“Para Vicente Rojo, ser humano irrepetible. En su dolor”.

La muerte es un viaje del cual nunca se regresa. De ahí su misterio, de ahí el temor de quien parte sin retorno y el dolor de los deudos. A todos atemorizan los viajes sin vuelta. El deceso de los seres queridos es un poco, o un mucho, el adiós de espacios, vivencias y amores construidos con las manos del finado y las de las personas cercanas. El último adiós es diferente para quienes limitan su existencia a la Tierra. Si el “más allá” no existe, la muerte es absoluta. Si el ateísmo es la creencia de los no creyentes en Dios, la muerte significa final. Nada, salvo la nada, aguarda al cadáver; nada, salvo el imposible infinito, queda tras la muerte. En esa cruda realidad subyacen el dolor de los deudos y las dificultades del último adiós.

La fe mitiga el sufrimiento. Afortunados quienes la tienen. Preguntar poco y entregarse a los designios de Dios atenúa la idea del vacío. La razón es simple: Dios no admite el vacío –eso profesan los creyentes–. En ese discurso, en la idea de la acogida celestial, estriban la fe y las razones de los creyentes. Quienes carecen de ella deben confrontar la muerte con otras herramientas. Afrontar el vacío como destino es el reto.
Blas Pascal provoca: “incomprensible que exista Dios e incomprensible que no exista”. La frase de Pascal no admite una respuesta unívoca: todo es posible; erróneo, desde la razón, responder sí, responder no. Lo incomprensible supera a la razón: no hay elementos para explicar el postulado del matemático y escritor francés.

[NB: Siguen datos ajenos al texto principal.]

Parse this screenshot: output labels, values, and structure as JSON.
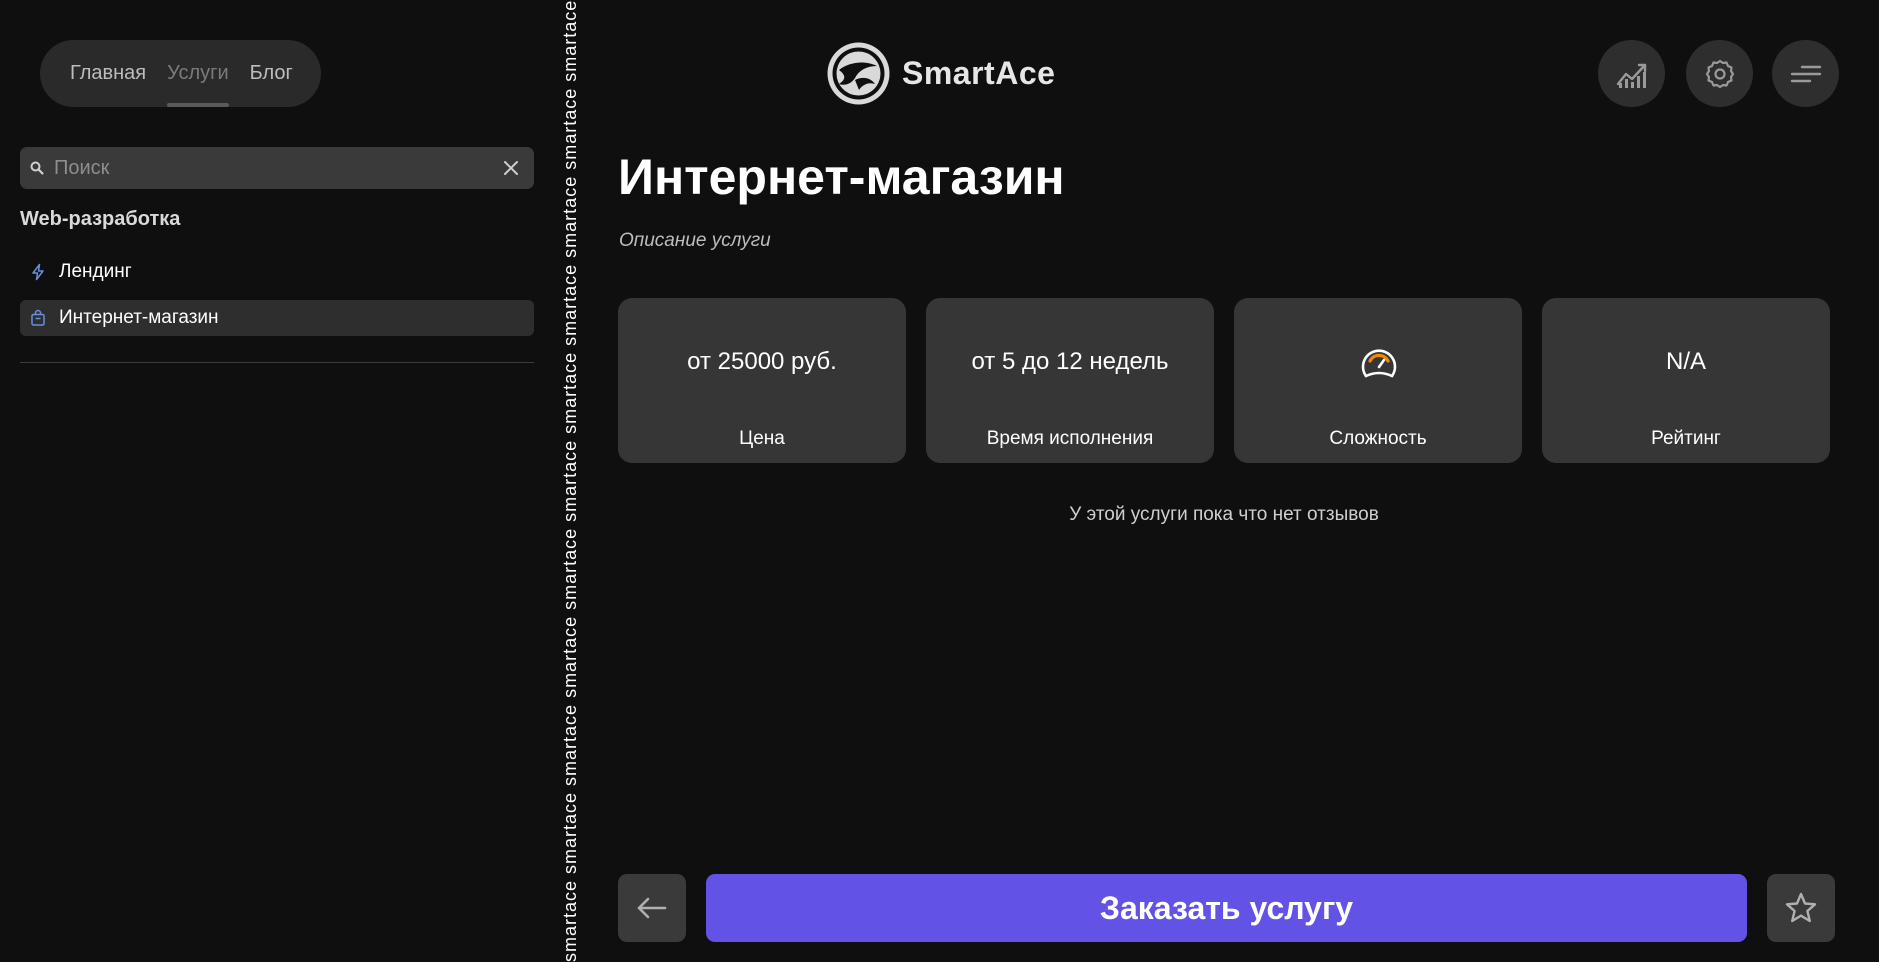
{
  "nav": {
    "items": [
      {
        "label": "Главная",
        "active": false
      },
      {
        "label": "Услуги",
        "active": true
      },
      {
        "label": "Блог",
        "active": false
      }
    ]
  },
  "search": {
    "placeholder": "Поиск",
    "value": ""
  },
  "sidebar": {
    "category_title": "Web-разработка",
    "items": [
      {
        "label": "Лендинг",
        "icon": "bolt-icon",
        "active": false
      },
      {
        "label": "Интернет-магазин",
        "icon": "shopping-bag-icon",
        "active": true
      }
    ]
  },
  "ticker": {
    "text": "smartace smartace smartace smartace smartace smartace smartace smartace smartace smartace smartace smartace smartace"
  },
  "header": {
    "logo_text": "SmartAce",
    "buttons": [
      {
        "name": "stats-button",
        "icon": "chart-icon"
      },
      {
        "name": "settings-button",
        "icon": "gear-icon"
      },
      {
        "name": "menu-button",
        "icon": "menu-icon"
      }
    ]
  },
  "service": {
    "title": "Интернет-магазин",
    "description": "Описание услуги",
    "cards": [
      {
        "value": "от 25000 руб.",
        "label": "Цена"
      },
      {
        "value": "от 5 до 12 недель",
        "label": "Время исполнения"
      },
      {
        "value": "",
        "label": "Сложность",
        "icon": "difficulty-gauge-icon"
      },
      {
        "value": "N/A",
        "label": "Рейтинг"
      }
    ],
    "no_reviews": "У этой услуги пока что нет отзывов"
  },
  "actions": {
    "order_label": "Заказать услугу",
    "back_icon": "arrow-left-icon",
    "favorite_icon": "star-icon"
  },
  "colors": {
    "background": "#0f0f0f",
    "surface": "#363636",
    "accent": "#6352e6",
    "gauge": "#f08a00",
    "sidebar_icon": "#6b8fd6"
  }
}
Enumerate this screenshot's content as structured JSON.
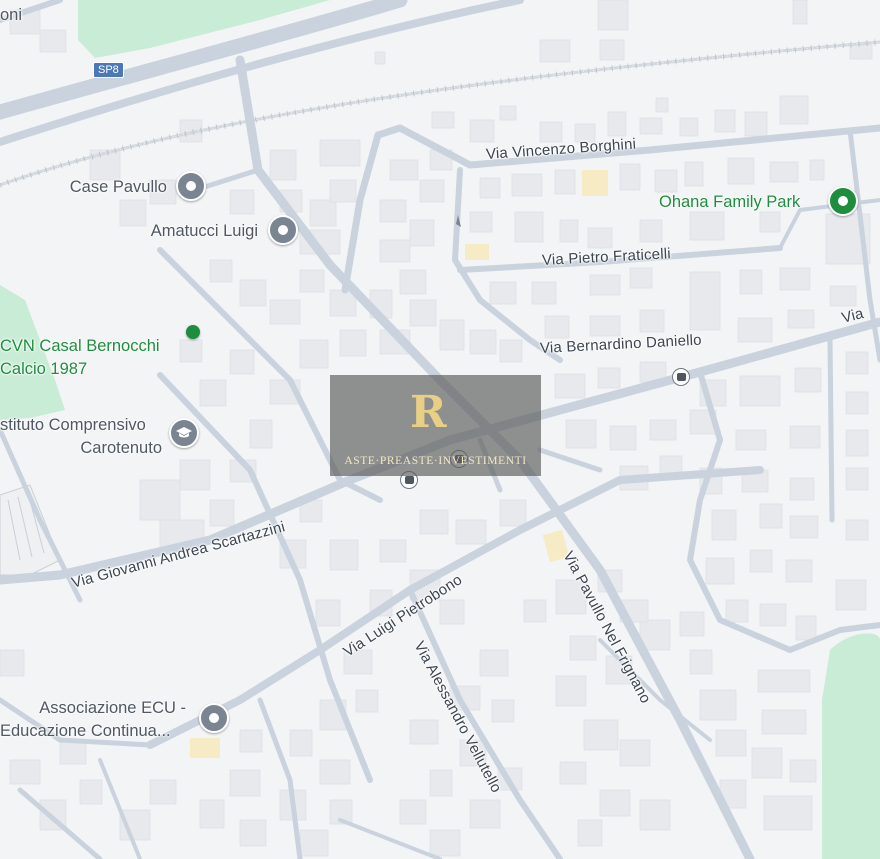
{
  "road_shield": "SP8",
  "streets": {
    "vincenzo_borghini": "Via Vincenzo Borghini",
    "pietro_fraticelli": "Via Pietro Fraticelli",
    "bernardino_daniello": "Via Bernardino Daniello",
    "via_partial": "Via",
    "scartazzini": "Via Giovanni Andrea Scartazzini",
    "pietrobono": "Via Luigi Pietrobono",
    "vellutello": "Via Alessandro Vellutello",
    "pavullo": "Via Pavullo Nel Frignano"
  },
  "places": {
    "top_left_partial": "oni",
    "case_pavullo": "Case Pavullo",
    "amatucci": "Amatucci Luigi",
    "ohana": "Ohana Family Park",
    "cvn_line1": "CVN Casal Bernocchi",
    "cvn_line2": "Calcio 1987",
    "istituto_line1": "stituto Comprensivo",
    "istituto_line2": "Carotenuto",
    "ecu_line1": "Associazione ECU -",
    "ecu_line2": "Educazione Continua..."
  },
  "watermark": {
    "logo": "R",
    "text": "ASTE·PREASTE·INVESTIMENTI"
  },
  "colors": {
    "background": "#f3f4f6",
    "road": "#c9d2dd",
    "park": "#c9ecd6",
    "building": "#e7e9ed",
    "poi_green": "#1e8e3e",
    "poi_grey": "#7b8591"
  }
}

Situaciones igualmente complejas suceden con la muerte cuando no se es creyente: si no hay nada después del final, ¿qué pasa con el cuerpo, con el alma, con las historias del finado, con lo edificado y/o borrado con las mismas manos? Siguiendo a Pascal, podría decirse, cuando finaliza la travesía del ser querido en la tierra, “Comprensible la vida, incomprensible que tras ella nada permanezca”. Tras la muerte, los no creyentes lidian con una situación compleja: el vacío como destino. Lidiar con el final, a pesar de la cruda certidumbre de la nada, es necesario.

Para quienes tienen la suerte de pensar en su muerte, morir en el siglo XXI resulta más complejo que antaño. La tecnología médica prolonga, muchas veces innecesariamente, vidas sin vida. Reflexionar en la propia muerte y en la eutanasia es privilegio de las clases adineradas. Cavilar en la eutanasia es un indicador, aunque no aparezca en los nauseabundos índices económicos, de la clase social de las personas. Los ricos pueden cavilar en cómo morir; los pobres piensan en cómo resolver el presente.

Escuchar es necesario. Hans Küng, ejemplo de coherencia y dignidad, observa lo que la tecnología y el mundo de la inmediatez velan. En “Una muerte feliz” (Trotta, 2016), Küng, a los 88 años, retoma su idea esbozada en sus memorias, “Humanidad vivida” (Trotta, 2014), sobre la validez y el derecho a la eutanasia. “Me gustaría morir consciente y despedirme digna y humanamente de mis seres queridos. Morir feliz para mí significa una muerte sin nostalgia, ni dolor por la despedida, sino una muerte con una completa conformidad, una profundísima satisfacción y paz interior”.

Leo a Küng: morir como ser humano investido de dignidad, hacerlo cuando sea el momento preciso, tomar las riendas del final y no atenerse a dictados médicos o religiosos. Ser yo hasta el final. Las palabras de Küng, teólogo espléndido, a quien le retiraron la licencia eclesiástica por cuestionar la infalibilidad del Papa, permiten comprender y aceptar con otra mirada el dolor del vacío tras la muerte de los seres queridos.

Bueno sería cuestionar algunas acciones de la medicina moderna. La tecnología biomédica permite mitigar muchos síntomas de la muerte, pero, al hacerlo, priva a enfermo y a familiares vivir la experiencia de su propia muerte. Mitigar el dolor y aliviar el sufrimiento físico y anímico es indispensable. No lo es evitar los diálogos finales, con uno mismo, con sus seres queridos. Morir con dignidad y arropado por los seres queridos es un privilegio. Privilegio que facilita comprender los sinsabores de los viajes sin regreso. La muerte nunca es problema del finado. El tiempo de la muerte se entiende mejor cuando se camina al lado del moribundo.

Notas insomnes. “Debemos hablarnos todo lo que podamos. Cuando uno de nosotros muera, habrá cosas de las que el otro nunca podrá hablar con nadie más”, la frase se ha atribuido tanto a Matisse como a Picasso.